Publié le 23 décembre 2025 à 12h29. Des chercheurs australiens ont identifié un gène qui permet aux cellules tumorales d’échapper au système immunitaire, ouvrant la voie à de nouvelles stratégies pour améliorer l’efficacité de l’immunothérapie contre le cancer.
- L’étude met en évidence le rôle du gène TAk1 dans la défense des tumeurs contre les cellules immunitaires.
- La désactivation de ce gène rend les tumeurs plus vulnérables aux attaques du système immunitaire.
- Ces découvertes pourraient permettre d’optimiser les traitements d’immunothérapie pour les patients qui ne répondent pas aux thérapies actuelles.

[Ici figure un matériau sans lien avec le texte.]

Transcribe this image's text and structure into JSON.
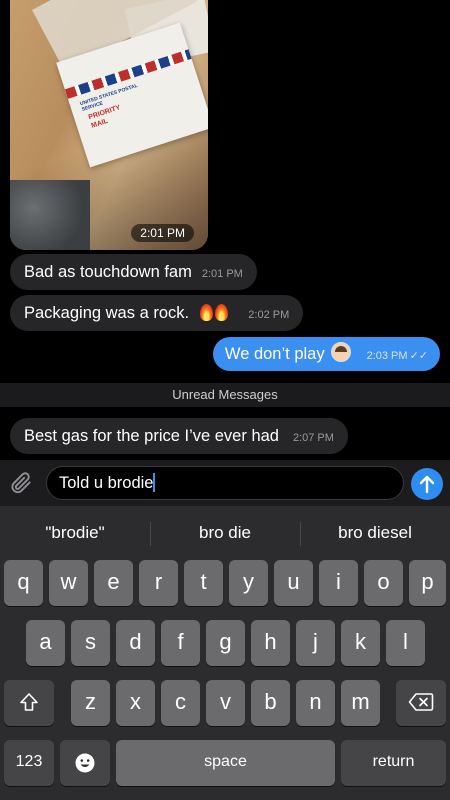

La recherche sur le cancer s’est considérablement concentrée ces dernières années sur l’immunothérapie, une approche thérapeutique qui vise à stimuler le système immunitaire du patient pour qu’il combatte les cellules cancéreuses. Normalement, notre système immunitaire est capable d’éliminer les cellules potentiellement dangereuses. Cependant, les cellules tumorales parviennent souvent à échapper à cette surveillance, ce qui permet à la tumeur de se développer. La Fondation Umberto Veronesi explique que ce phénomène se produit lorsque les cellules cancéreuses parviennent à déjouer les mécanismes de défense immunitaire.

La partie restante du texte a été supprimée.